Abstract 606P
Background
The incidence of non-tobacco related (non-smoker without second-hand smoke exposure) lung cancer remains a global health problem, thorough knowledge about the molecular features is still lacking. Our aim was to constructed a comprehensive multi-omics profiling that can enlighten the etiology and unique omics features of non-tobacco related lung adenocarcinoma (NTR-LUAD).
Methods
We performed comprehensive genomic, transcriptomic, proteomic, and metabolomic analysis in 87 pairs of tumor and normal tissue in NTR-LUAD patients. We detect the significantly mutated genes (SMGs) and copy number variation (CNV) by mutation significance with covariates (MutsigCV) and GISTIC2.0 software. We also collected the clinical and pathological features to integrate multi-omics analysis. The differential expression about genes and proteins between different groups were identified by limma package. We used argparser to run different metabolin analysis.
Results
At gene level, after excluding the effects of gene length and background mutation rate, we identified 43 SMGs (P<0.005), top gene was EGFR (68%).

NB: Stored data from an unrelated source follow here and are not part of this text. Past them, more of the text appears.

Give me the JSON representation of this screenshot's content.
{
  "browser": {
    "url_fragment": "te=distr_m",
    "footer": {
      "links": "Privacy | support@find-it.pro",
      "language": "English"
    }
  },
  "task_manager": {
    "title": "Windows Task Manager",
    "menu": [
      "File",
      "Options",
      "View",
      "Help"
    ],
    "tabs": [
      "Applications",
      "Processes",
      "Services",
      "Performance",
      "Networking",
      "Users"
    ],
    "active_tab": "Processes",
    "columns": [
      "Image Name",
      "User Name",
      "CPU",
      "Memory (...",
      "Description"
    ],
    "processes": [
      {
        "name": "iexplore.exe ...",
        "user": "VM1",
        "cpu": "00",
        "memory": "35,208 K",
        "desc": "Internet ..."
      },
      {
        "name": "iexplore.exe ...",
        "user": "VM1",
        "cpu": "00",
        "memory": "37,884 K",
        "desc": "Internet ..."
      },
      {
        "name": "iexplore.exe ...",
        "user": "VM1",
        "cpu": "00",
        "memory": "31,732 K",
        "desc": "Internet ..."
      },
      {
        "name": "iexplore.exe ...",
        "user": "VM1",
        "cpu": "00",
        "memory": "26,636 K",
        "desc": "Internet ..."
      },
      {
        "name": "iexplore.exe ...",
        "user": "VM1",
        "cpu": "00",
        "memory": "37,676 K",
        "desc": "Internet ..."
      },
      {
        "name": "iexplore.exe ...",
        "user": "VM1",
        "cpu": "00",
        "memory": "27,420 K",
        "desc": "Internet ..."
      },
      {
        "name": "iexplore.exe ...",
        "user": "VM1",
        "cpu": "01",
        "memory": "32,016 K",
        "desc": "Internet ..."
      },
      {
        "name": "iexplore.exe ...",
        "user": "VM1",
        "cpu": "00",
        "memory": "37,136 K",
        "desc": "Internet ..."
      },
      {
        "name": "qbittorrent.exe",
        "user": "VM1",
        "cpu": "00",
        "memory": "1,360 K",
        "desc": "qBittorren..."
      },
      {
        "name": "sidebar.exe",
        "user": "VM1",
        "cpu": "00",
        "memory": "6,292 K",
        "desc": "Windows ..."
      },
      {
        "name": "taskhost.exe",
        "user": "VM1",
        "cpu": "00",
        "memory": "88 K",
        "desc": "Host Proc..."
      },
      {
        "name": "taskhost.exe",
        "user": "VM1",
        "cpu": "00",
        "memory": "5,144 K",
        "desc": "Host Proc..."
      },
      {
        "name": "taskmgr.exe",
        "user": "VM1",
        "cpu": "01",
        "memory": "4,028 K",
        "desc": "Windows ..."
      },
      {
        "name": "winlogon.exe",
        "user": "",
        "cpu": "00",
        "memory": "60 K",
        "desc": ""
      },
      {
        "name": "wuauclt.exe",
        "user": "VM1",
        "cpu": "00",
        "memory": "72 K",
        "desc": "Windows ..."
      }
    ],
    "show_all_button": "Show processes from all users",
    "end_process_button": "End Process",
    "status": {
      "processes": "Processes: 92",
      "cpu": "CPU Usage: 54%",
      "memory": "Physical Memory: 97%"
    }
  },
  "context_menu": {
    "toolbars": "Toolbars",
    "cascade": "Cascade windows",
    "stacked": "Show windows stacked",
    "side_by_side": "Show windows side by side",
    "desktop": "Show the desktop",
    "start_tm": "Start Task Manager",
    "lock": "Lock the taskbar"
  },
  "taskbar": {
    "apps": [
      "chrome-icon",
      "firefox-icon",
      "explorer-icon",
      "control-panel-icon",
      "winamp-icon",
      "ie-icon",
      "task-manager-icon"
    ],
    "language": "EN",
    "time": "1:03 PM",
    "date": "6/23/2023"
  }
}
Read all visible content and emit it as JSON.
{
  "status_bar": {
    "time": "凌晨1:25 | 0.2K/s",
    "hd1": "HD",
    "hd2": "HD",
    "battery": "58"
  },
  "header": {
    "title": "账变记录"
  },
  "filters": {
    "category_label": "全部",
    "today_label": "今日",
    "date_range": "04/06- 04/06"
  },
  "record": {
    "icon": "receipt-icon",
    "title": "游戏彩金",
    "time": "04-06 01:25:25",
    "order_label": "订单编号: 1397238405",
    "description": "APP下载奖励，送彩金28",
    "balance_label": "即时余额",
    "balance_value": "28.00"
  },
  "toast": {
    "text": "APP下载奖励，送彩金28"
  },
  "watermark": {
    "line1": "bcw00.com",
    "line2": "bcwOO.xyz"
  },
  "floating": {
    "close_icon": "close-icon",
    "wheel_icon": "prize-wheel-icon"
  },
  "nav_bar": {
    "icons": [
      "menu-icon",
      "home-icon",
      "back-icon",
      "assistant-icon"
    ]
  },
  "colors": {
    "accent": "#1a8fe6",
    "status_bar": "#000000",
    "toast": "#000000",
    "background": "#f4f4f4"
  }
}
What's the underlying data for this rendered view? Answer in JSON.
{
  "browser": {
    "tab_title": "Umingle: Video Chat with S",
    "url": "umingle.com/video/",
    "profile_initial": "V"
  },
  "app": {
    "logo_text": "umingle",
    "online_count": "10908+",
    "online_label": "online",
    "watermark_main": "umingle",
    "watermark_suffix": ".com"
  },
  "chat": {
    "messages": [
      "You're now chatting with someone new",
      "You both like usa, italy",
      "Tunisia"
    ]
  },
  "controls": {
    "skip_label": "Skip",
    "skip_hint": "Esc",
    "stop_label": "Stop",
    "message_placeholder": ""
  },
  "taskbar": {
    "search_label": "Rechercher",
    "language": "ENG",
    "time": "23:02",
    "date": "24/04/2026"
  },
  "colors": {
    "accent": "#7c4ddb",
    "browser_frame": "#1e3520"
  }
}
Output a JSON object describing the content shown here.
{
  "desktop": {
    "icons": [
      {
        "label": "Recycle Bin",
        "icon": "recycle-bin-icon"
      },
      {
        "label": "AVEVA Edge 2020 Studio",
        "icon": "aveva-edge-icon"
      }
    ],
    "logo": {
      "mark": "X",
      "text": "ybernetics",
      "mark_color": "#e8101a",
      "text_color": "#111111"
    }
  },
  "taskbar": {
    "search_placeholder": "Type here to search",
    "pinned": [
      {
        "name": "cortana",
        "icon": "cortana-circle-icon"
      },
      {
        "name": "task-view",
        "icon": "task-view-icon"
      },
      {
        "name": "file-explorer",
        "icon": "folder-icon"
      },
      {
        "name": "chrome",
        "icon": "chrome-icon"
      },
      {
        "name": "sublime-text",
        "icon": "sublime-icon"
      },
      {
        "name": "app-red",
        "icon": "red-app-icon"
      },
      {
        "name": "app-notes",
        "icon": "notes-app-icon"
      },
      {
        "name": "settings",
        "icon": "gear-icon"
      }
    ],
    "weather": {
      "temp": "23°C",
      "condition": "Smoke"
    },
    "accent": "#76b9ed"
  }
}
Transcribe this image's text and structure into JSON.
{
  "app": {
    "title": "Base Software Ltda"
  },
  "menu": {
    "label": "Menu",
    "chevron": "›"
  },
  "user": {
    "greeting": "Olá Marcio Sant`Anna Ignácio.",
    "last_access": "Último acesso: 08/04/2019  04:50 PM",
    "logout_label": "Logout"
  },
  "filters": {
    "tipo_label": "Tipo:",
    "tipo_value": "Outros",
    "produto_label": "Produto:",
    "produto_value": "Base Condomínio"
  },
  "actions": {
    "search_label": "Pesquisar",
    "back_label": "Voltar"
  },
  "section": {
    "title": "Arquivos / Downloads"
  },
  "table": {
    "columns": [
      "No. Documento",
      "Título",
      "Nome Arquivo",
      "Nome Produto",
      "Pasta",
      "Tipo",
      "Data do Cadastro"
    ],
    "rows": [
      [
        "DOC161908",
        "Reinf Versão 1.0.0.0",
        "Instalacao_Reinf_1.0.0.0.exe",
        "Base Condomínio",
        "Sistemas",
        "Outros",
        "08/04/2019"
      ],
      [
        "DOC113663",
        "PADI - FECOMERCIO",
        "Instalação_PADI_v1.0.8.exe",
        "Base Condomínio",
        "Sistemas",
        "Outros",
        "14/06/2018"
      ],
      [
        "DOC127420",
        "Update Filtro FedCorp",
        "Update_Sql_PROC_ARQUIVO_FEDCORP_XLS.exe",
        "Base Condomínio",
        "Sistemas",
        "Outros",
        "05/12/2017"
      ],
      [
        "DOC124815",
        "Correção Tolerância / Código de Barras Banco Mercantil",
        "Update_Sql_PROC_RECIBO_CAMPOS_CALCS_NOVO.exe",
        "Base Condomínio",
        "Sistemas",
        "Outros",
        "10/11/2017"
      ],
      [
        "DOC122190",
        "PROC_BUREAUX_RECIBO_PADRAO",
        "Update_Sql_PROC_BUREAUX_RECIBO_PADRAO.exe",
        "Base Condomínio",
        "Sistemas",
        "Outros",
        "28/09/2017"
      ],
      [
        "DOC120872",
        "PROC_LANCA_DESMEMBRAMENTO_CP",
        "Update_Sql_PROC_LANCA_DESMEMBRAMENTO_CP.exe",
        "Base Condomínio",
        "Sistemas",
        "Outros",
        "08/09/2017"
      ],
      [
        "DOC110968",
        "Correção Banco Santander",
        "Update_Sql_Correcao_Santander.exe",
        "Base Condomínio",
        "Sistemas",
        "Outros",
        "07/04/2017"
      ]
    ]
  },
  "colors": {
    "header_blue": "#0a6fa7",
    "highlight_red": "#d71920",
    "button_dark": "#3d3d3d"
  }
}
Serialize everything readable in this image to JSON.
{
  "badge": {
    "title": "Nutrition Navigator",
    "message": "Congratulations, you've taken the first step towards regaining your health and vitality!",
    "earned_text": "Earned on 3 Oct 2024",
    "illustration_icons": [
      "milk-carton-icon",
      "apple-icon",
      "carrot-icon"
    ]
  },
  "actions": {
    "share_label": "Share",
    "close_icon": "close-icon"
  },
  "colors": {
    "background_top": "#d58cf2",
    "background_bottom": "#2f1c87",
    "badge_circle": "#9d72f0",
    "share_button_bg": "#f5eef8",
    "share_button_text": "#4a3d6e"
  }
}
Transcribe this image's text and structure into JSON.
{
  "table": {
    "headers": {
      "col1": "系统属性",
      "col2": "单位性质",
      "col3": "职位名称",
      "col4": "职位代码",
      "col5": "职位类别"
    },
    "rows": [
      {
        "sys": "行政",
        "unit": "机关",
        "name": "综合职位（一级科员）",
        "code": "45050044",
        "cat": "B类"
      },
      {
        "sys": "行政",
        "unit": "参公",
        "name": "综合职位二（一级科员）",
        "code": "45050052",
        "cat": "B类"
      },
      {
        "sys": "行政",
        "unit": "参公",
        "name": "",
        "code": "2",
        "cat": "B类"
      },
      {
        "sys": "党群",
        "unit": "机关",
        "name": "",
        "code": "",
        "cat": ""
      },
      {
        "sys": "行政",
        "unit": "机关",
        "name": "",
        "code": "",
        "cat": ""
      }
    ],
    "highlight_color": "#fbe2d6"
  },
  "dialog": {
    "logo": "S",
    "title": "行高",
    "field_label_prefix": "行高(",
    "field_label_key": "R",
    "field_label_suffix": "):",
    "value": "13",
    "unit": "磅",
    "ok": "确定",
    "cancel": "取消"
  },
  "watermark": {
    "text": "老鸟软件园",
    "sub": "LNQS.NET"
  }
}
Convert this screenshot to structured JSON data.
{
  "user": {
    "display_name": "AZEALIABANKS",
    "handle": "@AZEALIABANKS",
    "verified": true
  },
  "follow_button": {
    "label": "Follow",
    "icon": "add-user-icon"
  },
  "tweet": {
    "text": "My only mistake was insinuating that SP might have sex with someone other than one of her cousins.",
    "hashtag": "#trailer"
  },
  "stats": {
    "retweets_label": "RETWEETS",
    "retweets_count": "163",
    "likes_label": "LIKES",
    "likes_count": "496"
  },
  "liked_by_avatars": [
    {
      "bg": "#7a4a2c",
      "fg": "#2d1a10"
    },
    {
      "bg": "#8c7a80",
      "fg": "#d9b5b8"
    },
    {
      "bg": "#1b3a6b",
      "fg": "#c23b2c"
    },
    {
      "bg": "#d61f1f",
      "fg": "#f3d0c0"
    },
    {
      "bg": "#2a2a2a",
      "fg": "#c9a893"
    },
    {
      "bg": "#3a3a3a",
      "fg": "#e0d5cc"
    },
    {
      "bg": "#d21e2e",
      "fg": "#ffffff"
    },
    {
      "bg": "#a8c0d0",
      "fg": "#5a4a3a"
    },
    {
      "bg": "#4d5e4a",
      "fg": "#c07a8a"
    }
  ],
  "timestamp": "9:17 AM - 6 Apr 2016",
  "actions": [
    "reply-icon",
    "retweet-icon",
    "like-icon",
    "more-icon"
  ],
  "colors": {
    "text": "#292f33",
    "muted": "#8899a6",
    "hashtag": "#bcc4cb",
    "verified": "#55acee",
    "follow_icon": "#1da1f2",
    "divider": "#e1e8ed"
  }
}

Mutational signature analysis results showed that the signature aging-related mutational signature was most enrich in NTR-LUAD. A total of 5026 differentially expressed genes (logFC>1 or logFC<-1, P adjust<0.05), 2626 differentially expressed protein (logFC>1 or logFC<-1, P adjust<0.05) and 199 differential metabolites (FC>2 or FC<0.5, VIP>1, P<0.05) were found in differentially analysis between cancer and paracancer tissues. We compared gene expression level and protein expression level between different stages and found that genes and proteins varied with stage were all enriched in cytoskeleton in muscle cells, ECM-receptor interaction, protein digestion and absorption and focal adhesion (P adjust<0.05). All differentially metabolites were enrich in purine metabolism (FDR=0.007).
Conclusions
This multi-omic molecular architecture may help develop strategies for management of NTR-LUAD.
Clinical trial identification
Editorial acknowledgement
Legal entity responsible for the study
The authors.
Funding
Fujian Province science and technology innovation joint fund project (2019Y9022).
Disclosure
All authors have declared no conflicts of interest.